Still, another Internet commentator irreverently, but accurately noted, “Reasonable [is] the most dangerous word in law.” Since the ADA statue is complaint driven, non-compliance actions are possible. Complaints can take the form of private lawsuits or, in the case of large businesses showing a pattern or practice of discrimination, prosecution by the Department of Justice. In a similar scenario, the DOJ began prosecuting prominent New York City restaurants for non-compliance with accessibility rules. The iconic Rosa Mexicano restaurant was the first named defendant in what is expected to be a deluge of litigation against the most popular NYC restaurants in the Zagat’s Guidebook. Having never been the subject of any prior complaint, Rosa’s takes issue with both the accuracy of the government’s claims of inaccessibility and the pretext of the restaurant’s Zagat’s popularity as a reason for being singled out in a lawsuit.

As such, some are concerned about the possibility of a wave of opportunistic litigation against golf courses, citing the examples of Florida and New York City lawyers bringing hundreds of ADA lawsuits against mom and pop businesses who can ill afford expensive litigation and bad press, and therefore just pay up.
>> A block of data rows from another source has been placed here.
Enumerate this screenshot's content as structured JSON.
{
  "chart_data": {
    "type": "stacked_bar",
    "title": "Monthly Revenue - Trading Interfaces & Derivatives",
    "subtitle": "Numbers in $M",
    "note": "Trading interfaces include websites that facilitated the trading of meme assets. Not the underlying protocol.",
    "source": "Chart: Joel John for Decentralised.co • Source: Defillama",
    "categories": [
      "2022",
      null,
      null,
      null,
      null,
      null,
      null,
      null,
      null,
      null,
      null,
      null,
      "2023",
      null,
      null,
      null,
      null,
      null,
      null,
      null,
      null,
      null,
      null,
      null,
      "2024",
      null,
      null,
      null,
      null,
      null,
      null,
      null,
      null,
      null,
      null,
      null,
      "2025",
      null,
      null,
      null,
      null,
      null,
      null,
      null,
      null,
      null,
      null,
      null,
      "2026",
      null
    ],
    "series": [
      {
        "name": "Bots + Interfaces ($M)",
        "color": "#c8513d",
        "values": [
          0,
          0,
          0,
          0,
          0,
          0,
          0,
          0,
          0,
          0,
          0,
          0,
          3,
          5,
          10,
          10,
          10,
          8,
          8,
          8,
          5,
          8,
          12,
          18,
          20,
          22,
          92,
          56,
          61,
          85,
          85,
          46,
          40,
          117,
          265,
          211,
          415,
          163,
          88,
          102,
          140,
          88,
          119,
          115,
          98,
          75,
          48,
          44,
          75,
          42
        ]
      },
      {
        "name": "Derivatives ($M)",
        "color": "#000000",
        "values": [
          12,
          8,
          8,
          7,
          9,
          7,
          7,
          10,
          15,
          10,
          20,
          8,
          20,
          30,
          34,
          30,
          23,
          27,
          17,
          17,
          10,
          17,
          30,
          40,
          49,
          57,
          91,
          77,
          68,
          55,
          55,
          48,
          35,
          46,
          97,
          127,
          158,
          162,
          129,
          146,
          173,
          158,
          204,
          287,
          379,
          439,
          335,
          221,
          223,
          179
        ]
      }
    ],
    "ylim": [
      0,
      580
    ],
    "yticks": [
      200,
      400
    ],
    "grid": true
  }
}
Moreover, according to an advisory sent out by the National Alliance for Accessible Golf, the second most important person at the golf course (behind the owner) is the course attorney – even more so than the architect.

“That’s never good news,” said one New York City golfer. “We tend to over-lawyer things far too much in this country and it’s bad for business. You can’t make money and hire employees with lawyers breathing down your neck. It’s bad for the economy too have too much regulation and litigation.”